Court orders presentation of Caruana Galizia tax returns

A judge has given the heirs of murdered journalist Daphne Caruana Galizia three weeks to present her tax returns

Daphne Caruana Galizia
Daphne Caruana Galizia

A judge has given the heirs of murdered journalist Daphne Caruana Galizia three weeks to present her tax returns after upholding a request by lawyer Peter Caruana Galizia that the acts of the €5 million case for damages her family filed against the alleged financer of his wife’s murder, Yorgen Fenech, be kept in the judge’s chambers, out of reach of the public.

In separate criminal proceedings, Fenech stands accused of complicity in the murder of journalist Daphne Caruana Galizia, who was killed in a car bomb outsider her home in 2017. The family of the slain journalist are suing business magnate Fenech for €5 million in damages.

Last year, the family filed a €5 million garnishee order against Fenech and 57 of his companies, which was provisionally upheld by the court in February.

In a sitting last month, Fenech’s lawyer Anna Mallia requested copies of DaphneCaruana Galizia’s tax returns so as to verify the amount of damages being claimed by her family.

As the case resumed before madam justice Anna Felice this afternoon, Mallia objected to the request that the acts of the case be stored in the judge’s chambers, saying that it was a case of “two weights and two measures”. The acts relating to civil cases for damages are normally kept in the court's registry and are accessible to the public.

Caruana Galizia informed the court that the scope of the garnishee had been narrowed down from 57 to less than 10 companies, after it emerged that Fenech was not a direct shareholder in some of them as well as other issues.

Mallia told the court that the murdered journalist’s declared income, presented in an affidavit by her husband, “should reflect what was declared to the Commissioner for Inland Revenue.”
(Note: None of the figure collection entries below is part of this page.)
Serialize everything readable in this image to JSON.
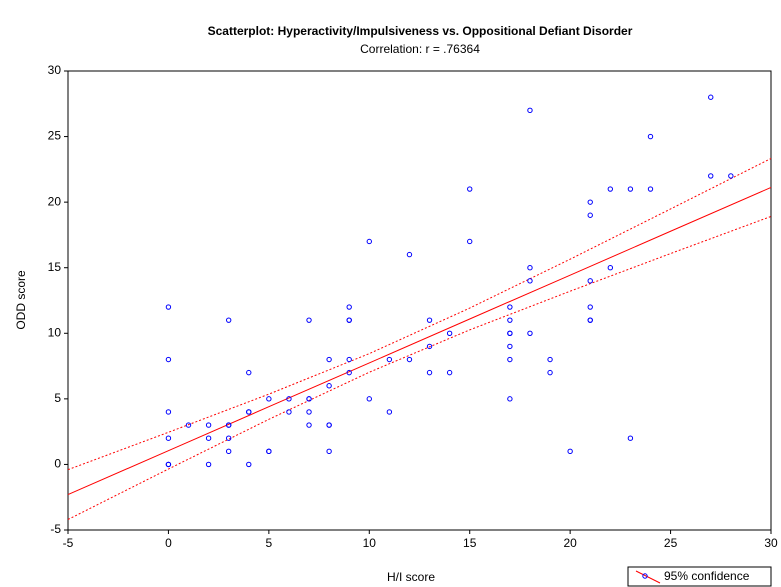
{
  "chart_data": {
    "type": "scatter",
    "title": "Scatterplot: Hyperactivity/Impulsiveness  vs. Oppositional Defiant Disorder",
    "subtitle": "Correlation: r = .76364",
    "xlabel": "H/I score",
    "ylabel": "ODD score",
    "xlim": [
      -5,
      30
    ],
    "xticks": [
      -5,
      0,
      5,
      10,
      15,
      20,
      25,
      30
    ],
    "ylim": [
      -5,
      30
    ],
    "yticks": [
      -5,
      0,
      5,
      10,
      15,
      20,
      25,
      30
    ],
    "grid": false,
    "legend": "bottom-right",
    "series": [
      {
        "name": "95% confidence",
        "color": "#0000ff",
        "x": [
          0,
          0,
          0,
          0,
          0,
          0,
          1,
          2,
          2,
          2,
          3,
          3,
          3,
          3,
          3,
          4,
          4,
          4,
          4,
          5,
          5,
          5,
          6,
          6,
          7,
          7,
          7,
          7,
          7,
          8,
          8,
          8,
          8,
          8,
          9,
          9,
          9,
          9,
          9,
          10,
          10,
          11,
          11,
          12,
          12,
          13,
          13,
          13,
          14,
          14,
          15,
          15,
          17,
          17,
          17,
          17,
          17,
          17,
          17,
          18,
          18,
          18,
          18,
          19,
          19,
          20,
          21,
          21,
          21,
          21,
          21,
          21,
          22,
          22,
          23,
          23,
          24,
          24,
          27,
          27,
          28
        ],
        "values": [
          12,
          8,
          4,
          2,
          0,
          0,
          3,
          3,
          2,
          0,
          11,
          3,
          3,
          2,
          1,
          7,
          4,
          4,
          0,
          5,
          1,
          1,
          5,
          4,
          11,
          5,
          5,
          4,
          3,
          8,
          6,
          3,
          3,
          1,
          12,
          11,
          11,
          8,
          7,
          17,
          5,
          8,
          4,
          16,
          8,
          11,
          9,
          7,
          10,
          7,
          21,
          17,
          12,
          11,
          10,
          10,
          9,
          8,
          5,
          27,
          15,
          14,
          10,
          8,
          7,
          1,
          20,
          19,
          14,
          12,
          11,
          11,
          21,
          15,
          21,
          2,
          25,
          21,
          28,
          22,
          22
        ]
      }
    ],
    "fit": {
      "color": "#ff0000",
      "x": [
        -5,
        0,
        5,
        10,
        15,
        20,
        25,
        30
      ],
      "values": [
        -2.3,
        1.05,
        4.4,
        7.74,
        11.09,
        14.43,
        17.78,
        21.12
      ],
      "upper": [
        -0.4,
        2.45,
        5.36,
        8.45,
        11.92,
        15.65,
        19.48,
        23.33
      ],
      "lower": [
        -4.2,
        -0.35,
        3.44,
        7.03,
        10.26,
        13.21,
        16.08,
        18.91
      ]
    }
  }
}
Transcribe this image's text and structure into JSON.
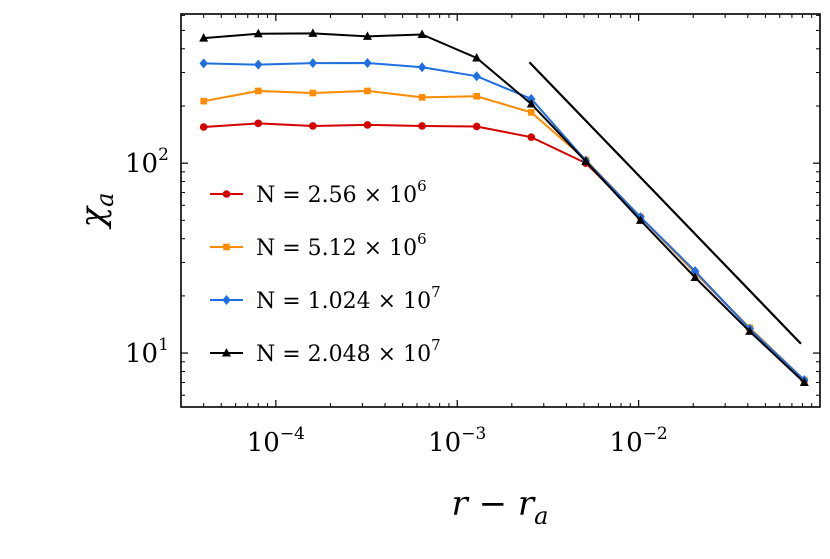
{
  "chart_data": {
    "type": "line",
    "xscale": "log",
    "yscale": "log",
    "xlim": [
      3e-05,
      0.1
    ],
    "ylim": [
      5.2,
      610
    ],
    "xlabel": "r − r",
    "xlabel_sub": "a",
    "ylabel": "χ",
    "ylabel_sub": "a",
    "x_ticks": [
      {
        "value": 0.0001,
        "base": "10",
        "exp": "−4"
      },
      {
        "value": 0.001,
        "base": "10",
        "exp": "−3"
      },
      {
        "value": 0.01,
        "base": "10",
        "exp": "−2"
      }
    ],
    "y_ticks": [
      {
        "value": 10,
        "base": "10",
        "exp": "1"
      },
      {
        "value": 100,
        "base": "10",
        "exp": "2"
      }
    ],
    "legend_position": "left-middle",
    "x": [
      4e-05,
      8e-05,
      0.00016,
      0.00032,
      0.00064,
      0.00128,
      0.00256,
      0.00512,
      0.01024,
      0.02048,
      0.04096,
      0.08192
    ],
    "series": [
      {
        "name": "N = 2.56 × 10",
        "exp": "6",
        "color": "#d40000",
        "marker": "circle",
        "values": [
          155,
          162,
          157,
          159,
          157,
          156,
          137,
          100,
          52,
          26.5,
          13.5,
          7.2
        ]
      },
      {
        "name": "N = 5.12 × 10",
        "exp": "6",
        "color": "#ff8c00",
        "marker": "square",
        "values": [
          212,
          240,
          234,
          240,
          222,
          225,
          185,
          104,
          52,
          26.5,
          13.6,
          7.2
        ]
      },
      {
        "name": "N = 1.024 × 10",
        "exp": "7",
        "color": "#1f6fe0",
        "marker": "diamond",
        "values": [
          335,
          330,
          336,
          337,
          320,
          287,
          218,
          103,
          52,
          27,
          13.4,
          7.2
        ]
      },
      {
        "name": "N = 2.048 × 10",
        "exp": "7",
        "color": "#000000",
        "marker": "triangle",
        "values": [
          455,
          480,
          482,
          465,
          476,
          358,
          205,
          102,
          50,
          25,
          13,
          7.0
        ]
      }
    ],
    "reference_line": {
      "x": [
        0.0025,
        0.0785
      ],
      "y": [
        340,
        11.2
      ],
      "color": "#000000"
    }
  }
}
“According to the defendants, in the previous sitting they had said that they had reached an agreement with the Commissioner for Inland Revenue regarding this income,” she said.

“The court cannot make itself complicit in money laundering, as money not declared to the taxman is dirty money,” Mallia added, earning herself a rebuke from the judge for the comment.

Caruana Galizia’s lawyer Joe Zammit Maempel told the judge that an agreement with the Commissioner for Inland Revenue was to pay a lump sum. “Copies of the returns were not found. The agreement was that a total sum is paid,” he said.

He reminded the court that Caruana Galizia had declared on oath that he had been unable to find a copy of his late wife’s income tax returns and that he was not in a position to produce them

Caruana Galizia bound himself to look for the documentation again, with the court giving him three weeks to present them in the acts of the case, which continues next month.